Кризис другого, уже специфически-советского типа, параллельный наблюдающемуся и среди европейских художников, это — кризис станковой живописи. «Станковисты» еще работают, как в Москве, так и в Петербурге, но работают преимущественно для себя — в лучшем случае, чтобы показать свои картины на выставке, а затем — украсить стены своей мастерской. С окончанием эпохи НЭП-а исчезли без следа все нувориши, торопившиеся продемонстрировать свою культурность покупкой картин; в бюджет теперешнего советского обывателя никакие предметы роскоши, в том числе и картины, не могут войти; государство, бросившее все свободные средства на развитие промышленности, тоже не в состоянии затрачивать много на поддержку художников. Экономика поставила мастеров станковой живописи перед вопросом о необходимости искать выхода в работах, доступных массовому потребителю — в колонизации областей прикладного искусства.

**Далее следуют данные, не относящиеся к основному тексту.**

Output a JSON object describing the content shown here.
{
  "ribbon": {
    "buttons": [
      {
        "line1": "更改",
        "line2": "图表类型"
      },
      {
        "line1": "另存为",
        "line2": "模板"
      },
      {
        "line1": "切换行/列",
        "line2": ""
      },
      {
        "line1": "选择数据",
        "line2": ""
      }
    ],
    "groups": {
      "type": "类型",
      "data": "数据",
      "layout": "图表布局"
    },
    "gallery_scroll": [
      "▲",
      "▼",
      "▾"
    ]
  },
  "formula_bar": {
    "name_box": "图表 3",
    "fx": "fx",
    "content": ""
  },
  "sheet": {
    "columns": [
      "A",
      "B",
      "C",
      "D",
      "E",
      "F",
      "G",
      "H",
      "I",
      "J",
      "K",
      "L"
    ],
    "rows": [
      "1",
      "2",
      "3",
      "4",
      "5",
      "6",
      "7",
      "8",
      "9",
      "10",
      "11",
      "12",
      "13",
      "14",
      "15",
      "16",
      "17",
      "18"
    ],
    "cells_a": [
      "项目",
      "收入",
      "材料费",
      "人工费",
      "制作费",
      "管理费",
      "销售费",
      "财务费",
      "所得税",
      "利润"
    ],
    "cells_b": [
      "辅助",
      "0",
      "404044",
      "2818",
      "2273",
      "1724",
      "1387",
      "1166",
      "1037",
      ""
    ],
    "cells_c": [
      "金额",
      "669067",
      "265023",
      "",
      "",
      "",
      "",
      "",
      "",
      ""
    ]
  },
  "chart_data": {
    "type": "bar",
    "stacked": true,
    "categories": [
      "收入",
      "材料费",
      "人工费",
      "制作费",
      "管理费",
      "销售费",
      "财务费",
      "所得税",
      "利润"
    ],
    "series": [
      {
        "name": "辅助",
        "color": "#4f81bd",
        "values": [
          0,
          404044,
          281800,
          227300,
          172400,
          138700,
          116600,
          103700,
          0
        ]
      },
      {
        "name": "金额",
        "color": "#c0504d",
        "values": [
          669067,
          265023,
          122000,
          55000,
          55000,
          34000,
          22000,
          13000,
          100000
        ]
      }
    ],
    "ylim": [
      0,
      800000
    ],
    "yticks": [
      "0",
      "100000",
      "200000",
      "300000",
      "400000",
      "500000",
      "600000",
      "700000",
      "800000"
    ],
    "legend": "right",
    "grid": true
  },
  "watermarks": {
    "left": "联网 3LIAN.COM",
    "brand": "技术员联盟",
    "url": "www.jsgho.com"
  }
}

Начало этой колонизации еще в годы военного коммунизма положил Петербург, открывший великий исход художников на книжные поля — на работы по книжной графике. Уже тогда в Петербурге возник целый ряд художественных книгоиздательств, объединивших вокруг себя первоклассных мастеров и оставивших после себя на полках книгопоклонников маленькие художественные музеи (превосходные издания «Аквилона», «Петрополиса», «Академии»). С окончанием НЭПа эти частные издательства, в качестве капиталистических предприятий, были ликвидированы, но их культурные традиции и их технические силы остались, сконцентрировавшись за последние годы преимущественно около двух издательств: кооперативного «Издательства Писателей» и перешедшего в руки государства изд-ва «Академия». За Петербургом — потянулась и Москва, несколько позже — художественные издательства появились и там, но лучшие образцы художественной книги пока по-прежнему выходят в Петербурге. Во всяком случае, как в Москве, так и в Петербурге одинаково наблюдается это характерное явление: массовый переход художников от мольберта к книге.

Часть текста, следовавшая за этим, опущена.